Please use this identifier to cite or link to this item: http://hdl.handle.net/1893/36110
Appears in Collections:History and Politics eTheses
Title: Poaching and Game Preservation on the Breadalbane Estates c.1603- 1850
Author(s): Maclellan, Ian
Supervisor(s): Ross, Alasdair
Keywords: Breadalbane Scotland
Glen Orchy Scotland
Poaching History Scotland
Poaching Law and legislation
Human ecology (History)
Human ecology 17th century
Human ecology 18th century
Issue Date: 2015
Publisher: University of Stirling
Abstract: Illegal hunting was a feature of tenant behaviour on the estates of the Campbells of Glenorchy throughout the period from the Union of the Crowns until the Victorian period. Game laws established in the fifteenth and sixteenth centuries established seasons and restricted hunting with firearms. These laws were expanded to create a land qualification for hunting which remained in force alongside developing body of legislation targeting poaching. The Glenorchy and Breadalbane estates applied these laws or alternative bylaws during the early seventeenth century the franchise court. Through the court the Laird controlled the use of natural resources by the tenentry and dealt with a significant volume of poaching cases, which were usually assoilzied or received small fines.

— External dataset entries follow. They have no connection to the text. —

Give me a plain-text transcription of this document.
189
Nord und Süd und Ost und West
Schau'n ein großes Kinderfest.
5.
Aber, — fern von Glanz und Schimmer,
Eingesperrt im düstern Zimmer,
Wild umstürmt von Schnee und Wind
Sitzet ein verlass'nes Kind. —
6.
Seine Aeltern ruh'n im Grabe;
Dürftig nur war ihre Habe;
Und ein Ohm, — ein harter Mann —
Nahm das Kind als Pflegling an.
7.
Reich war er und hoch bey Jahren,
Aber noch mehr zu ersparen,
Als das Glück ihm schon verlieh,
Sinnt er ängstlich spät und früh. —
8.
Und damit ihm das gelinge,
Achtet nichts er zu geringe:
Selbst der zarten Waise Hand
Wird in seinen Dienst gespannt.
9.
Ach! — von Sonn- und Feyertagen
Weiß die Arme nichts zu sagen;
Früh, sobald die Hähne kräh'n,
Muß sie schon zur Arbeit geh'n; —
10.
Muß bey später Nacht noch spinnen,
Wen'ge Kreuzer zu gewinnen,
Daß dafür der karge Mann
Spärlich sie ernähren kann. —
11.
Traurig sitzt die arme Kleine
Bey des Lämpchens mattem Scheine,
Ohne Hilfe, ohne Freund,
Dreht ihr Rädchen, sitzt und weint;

Poaching cases are absent from later court records though it can be assumed from other evidence that poaching was likely to have continued, though there may have been a decline in deer population after the Wars of the Three Kingdoms and the so-called ‘Little Ice Age’. After 1715 the Disarming acts may have resulted in a reduction in poaching for a time though there is no evidence of adoption of alternative methods. The predominant poaching method remained firearms throughout the period, with relative remoteness reducing fear of detection. Red and Roe Deer were targeted throughout, as were wildfowl, but hares are mentioned only in material from the late eighteenth century. Despite the decline of heritable jurisdictions after 1748, successive lairds continued to hold core influence over the treatment of poaching and are likely to have exercised non-judicial sanctions against all but the most persistent offenders amongst their tenants. Throughout the period there is evidence of significant tolerance of low-level poaching, either because of the difficulty of enforcement or through a desire to maintain an appropriate balance of social control.